ED13D-3481:
Incorporation of Socio-scientific Content into Active Learning Activities

Monday, 15 December 2014
Daniel B King, Drexel University, Philadelphia, PA, United States, Jennifer E Lewis, University of South Florida Tampa, Tampa, FL, United States, Karen Anderson, Madison College, Madison, WI, United States, Doug Latch, Seattle University, Seattle, WA, United States, Susan Sutheimer, Green Mountain College, Poultney, VT, United States, Gail Webster, Guilford College, Greensboro, NC, United States and Richard Moog, Franklin and Marshall College, Lancaster, PA, United States
Abstract:
Active learning has gained increasing support as an effective pedagogical technique to improve student learning.
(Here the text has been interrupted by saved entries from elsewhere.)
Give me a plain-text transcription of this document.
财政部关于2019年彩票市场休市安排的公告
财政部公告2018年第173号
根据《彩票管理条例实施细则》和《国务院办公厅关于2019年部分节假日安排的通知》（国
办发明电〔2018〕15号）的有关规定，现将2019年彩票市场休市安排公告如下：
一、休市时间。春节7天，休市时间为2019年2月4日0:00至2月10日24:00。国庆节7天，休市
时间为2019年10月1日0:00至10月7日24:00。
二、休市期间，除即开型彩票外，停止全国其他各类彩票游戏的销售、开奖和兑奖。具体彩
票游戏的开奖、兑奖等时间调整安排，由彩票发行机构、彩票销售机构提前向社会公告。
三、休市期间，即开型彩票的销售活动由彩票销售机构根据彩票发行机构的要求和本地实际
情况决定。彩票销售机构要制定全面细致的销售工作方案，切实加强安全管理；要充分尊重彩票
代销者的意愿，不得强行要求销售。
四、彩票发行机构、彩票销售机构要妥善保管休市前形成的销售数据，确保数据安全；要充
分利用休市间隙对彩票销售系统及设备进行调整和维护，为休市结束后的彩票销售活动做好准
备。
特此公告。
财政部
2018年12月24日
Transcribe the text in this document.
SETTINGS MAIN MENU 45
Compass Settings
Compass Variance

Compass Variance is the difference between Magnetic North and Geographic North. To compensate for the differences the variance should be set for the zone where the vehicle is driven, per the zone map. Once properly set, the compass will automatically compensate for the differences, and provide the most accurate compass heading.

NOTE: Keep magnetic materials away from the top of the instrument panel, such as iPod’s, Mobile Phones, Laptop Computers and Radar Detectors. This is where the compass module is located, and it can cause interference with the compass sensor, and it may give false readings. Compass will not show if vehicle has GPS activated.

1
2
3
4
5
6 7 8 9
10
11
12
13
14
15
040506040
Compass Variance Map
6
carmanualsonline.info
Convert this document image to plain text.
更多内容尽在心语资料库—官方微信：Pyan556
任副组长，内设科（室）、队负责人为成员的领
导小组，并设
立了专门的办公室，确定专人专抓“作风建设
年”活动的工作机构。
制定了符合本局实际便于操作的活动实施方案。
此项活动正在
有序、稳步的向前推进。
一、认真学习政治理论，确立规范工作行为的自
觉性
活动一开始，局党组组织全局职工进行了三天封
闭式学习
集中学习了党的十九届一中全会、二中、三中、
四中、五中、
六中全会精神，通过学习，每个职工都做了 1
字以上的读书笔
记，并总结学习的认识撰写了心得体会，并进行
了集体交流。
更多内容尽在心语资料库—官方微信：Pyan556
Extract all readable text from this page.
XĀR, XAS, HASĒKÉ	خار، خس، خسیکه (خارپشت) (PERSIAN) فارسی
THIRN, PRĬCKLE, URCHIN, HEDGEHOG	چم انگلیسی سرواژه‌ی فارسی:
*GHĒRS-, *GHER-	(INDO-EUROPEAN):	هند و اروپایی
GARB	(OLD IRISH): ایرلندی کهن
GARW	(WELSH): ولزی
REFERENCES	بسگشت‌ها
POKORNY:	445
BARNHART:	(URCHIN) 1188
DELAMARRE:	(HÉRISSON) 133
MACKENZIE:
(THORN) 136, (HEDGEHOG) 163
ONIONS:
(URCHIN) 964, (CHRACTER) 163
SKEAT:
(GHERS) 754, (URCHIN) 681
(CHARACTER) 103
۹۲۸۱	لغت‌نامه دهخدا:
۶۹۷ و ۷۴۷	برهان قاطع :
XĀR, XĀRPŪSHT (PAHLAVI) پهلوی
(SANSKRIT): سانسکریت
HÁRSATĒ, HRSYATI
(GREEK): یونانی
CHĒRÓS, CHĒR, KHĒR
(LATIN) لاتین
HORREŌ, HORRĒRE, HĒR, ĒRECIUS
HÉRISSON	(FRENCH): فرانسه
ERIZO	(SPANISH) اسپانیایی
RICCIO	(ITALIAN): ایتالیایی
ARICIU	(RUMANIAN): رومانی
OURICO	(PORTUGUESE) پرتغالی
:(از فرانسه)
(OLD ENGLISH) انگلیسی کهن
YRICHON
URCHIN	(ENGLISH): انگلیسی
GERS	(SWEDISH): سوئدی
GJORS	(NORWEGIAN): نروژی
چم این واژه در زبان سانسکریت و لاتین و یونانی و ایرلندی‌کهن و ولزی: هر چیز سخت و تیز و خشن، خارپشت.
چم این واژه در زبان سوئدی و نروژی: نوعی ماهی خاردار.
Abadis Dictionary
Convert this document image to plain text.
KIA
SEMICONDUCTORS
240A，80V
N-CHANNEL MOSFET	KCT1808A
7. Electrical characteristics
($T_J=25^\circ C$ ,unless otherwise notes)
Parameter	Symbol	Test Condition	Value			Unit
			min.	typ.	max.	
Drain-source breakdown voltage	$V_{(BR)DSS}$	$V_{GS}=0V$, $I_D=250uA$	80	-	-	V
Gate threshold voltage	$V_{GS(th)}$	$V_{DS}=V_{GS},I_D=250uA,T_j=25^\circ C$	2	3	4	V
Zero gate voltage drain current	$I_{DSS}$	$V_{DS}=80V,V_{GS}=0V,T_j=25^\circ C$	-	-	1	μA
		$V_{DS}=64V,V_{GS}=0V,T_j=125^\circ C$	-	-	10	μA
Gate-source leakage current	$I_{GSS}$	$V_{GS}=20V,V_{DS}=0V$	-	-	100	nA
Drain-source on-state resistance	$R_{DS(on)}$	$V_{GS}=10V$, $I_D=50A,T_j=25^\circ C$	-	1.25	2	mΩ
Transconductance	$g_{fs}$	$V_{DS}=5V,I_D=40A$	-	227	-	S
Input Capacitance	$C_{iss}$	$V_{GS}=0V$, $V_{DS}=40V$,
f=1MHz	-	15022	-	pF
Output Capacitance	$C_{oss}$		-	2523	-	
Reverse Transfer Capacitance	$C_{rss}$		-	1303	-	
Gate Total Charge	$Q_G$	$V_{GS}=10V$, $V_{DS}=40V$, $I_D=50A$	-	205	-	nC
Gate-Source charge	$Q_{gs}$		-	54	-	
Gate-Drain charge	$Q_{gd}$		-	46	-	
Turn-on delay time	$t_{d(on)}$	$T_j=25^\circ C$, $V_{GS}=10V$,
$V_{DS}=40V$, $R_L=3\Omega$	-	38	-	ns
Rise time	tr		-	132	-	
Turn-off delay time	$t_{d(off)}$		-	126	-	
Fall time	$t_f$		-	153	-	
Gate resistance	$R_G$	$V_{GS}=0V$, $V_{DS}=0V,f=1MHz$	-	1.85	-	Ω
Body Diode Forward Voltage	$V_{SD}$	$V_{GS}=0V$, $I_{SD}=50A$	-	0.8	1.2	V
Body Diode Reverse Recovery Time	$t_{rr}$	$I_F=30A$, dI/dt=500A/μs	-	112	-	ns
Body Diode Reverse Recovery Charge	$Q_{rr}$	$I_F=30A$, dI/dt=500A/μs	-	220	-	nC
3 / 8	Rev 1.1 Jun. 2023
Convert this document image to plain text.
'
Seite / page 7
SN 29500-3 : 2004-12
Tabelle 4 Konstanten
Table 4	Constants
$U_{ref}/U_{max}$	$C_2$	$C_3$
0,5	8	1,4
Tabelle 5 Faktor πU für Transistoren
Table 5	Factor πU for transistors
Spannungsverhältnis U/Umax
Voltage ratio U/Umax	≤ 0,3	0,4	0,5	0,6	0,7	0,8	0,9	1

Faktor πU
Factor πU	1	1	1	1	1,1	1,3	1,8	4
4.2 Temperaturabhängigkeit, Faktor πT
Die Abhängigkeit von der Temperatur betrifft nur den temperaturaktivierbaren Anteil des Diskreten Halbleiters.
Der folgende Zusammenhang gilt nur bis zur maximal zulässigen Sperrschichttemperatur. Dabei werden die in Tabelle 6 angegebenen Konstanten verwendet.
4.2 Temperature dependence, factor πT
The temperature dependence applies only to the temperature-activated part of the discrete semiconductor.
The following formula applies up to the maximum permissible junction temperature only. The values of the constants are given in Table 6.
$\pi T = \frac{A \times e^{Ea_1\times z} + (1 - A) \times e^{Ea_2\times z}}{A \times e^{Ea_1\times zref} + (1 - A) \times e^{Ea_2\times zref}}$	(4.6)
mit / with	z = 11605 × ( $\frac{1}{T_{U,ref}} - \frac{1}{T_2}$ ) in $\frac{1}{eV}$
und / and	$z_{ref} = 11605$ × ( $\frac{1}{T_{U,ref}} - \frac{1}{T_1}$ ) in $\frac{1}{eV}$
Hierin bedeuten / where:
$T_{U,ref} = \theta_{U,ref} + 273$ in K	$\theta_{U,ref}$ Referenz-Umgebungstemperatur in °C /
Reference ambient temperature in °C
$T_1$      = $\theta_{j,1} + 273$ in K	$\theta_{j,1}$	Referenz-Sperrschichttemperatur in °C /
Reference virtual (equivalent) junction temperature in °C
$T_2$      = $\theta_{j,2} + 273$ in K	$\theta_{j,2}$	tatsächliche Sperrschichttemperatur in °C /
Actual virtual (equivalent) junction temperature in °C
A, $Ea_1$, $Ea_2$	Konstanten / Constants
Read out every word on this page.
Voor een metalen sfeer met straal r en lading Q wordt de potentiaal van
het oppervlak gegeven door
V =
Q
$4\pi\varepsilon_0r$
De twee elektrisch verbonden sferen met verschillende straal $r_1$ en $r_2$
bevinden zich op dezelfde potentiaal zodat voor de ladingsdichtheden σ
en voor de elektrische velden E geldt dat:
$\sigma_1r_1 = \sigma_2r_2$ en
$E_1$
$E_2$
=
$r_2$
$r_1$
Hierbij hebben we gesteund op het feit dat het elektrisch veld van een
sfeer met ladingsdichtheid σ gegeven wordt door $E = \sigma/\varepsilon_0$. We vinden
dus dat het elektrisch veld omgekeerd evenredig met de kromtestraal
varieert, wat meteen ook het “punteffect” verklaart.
One way to promote active learning in the classroom is the use of in-class activities in place of lecturing. As part of an NSF-funded project, a set of in-class activities have been created that use climate change topics to teach chemistry content. These activities use the Process Oriented Guided Inquiry Learning (POGIL) methodology. In this pedagogical approach a set of models and a series of critical thinking questions are used to guide students through the introduction to or application of course content. Students complete the activities in their groups, with the faculty member as a facilitator of learning. Through assigned group roles and intentionally designed activity structure, process skills, such as teamwork, communication, and information processing, are developed during completion of the activity.

Each of these climate change activities contains a socio-scientific component, e.g., social, ethical and economic data. In one activity, greenhouse gases are used to explain the concept of dipole moment. Data about natural and anthropogenic production rates, global warming potential and atmospheric lifetimes for a list of greenhouse gases are presented. The students are asked to identify which greenhouse gas they would regulate, with a corresponding explanation for their choice. They are also asked to identify the disadvantages of regulating the gas they chose in the previous question. In another activity, where carbon sequestration is used to demonstrate the utility of a phase diagram, students use economic and environmental data to choose the best location for sequestration.

Too often discussions about climate change (both in and outside the classroom) consist of purely emotional responses. These activities force students to use data to support their arguments and hypothesize about what other data could be used in the corresponding discussion to support their position. In this presentation, we will present examples of the socio-scientific components of several activities, and discuss the challenges associated with incorporating socio-scientific components into content-based class activities.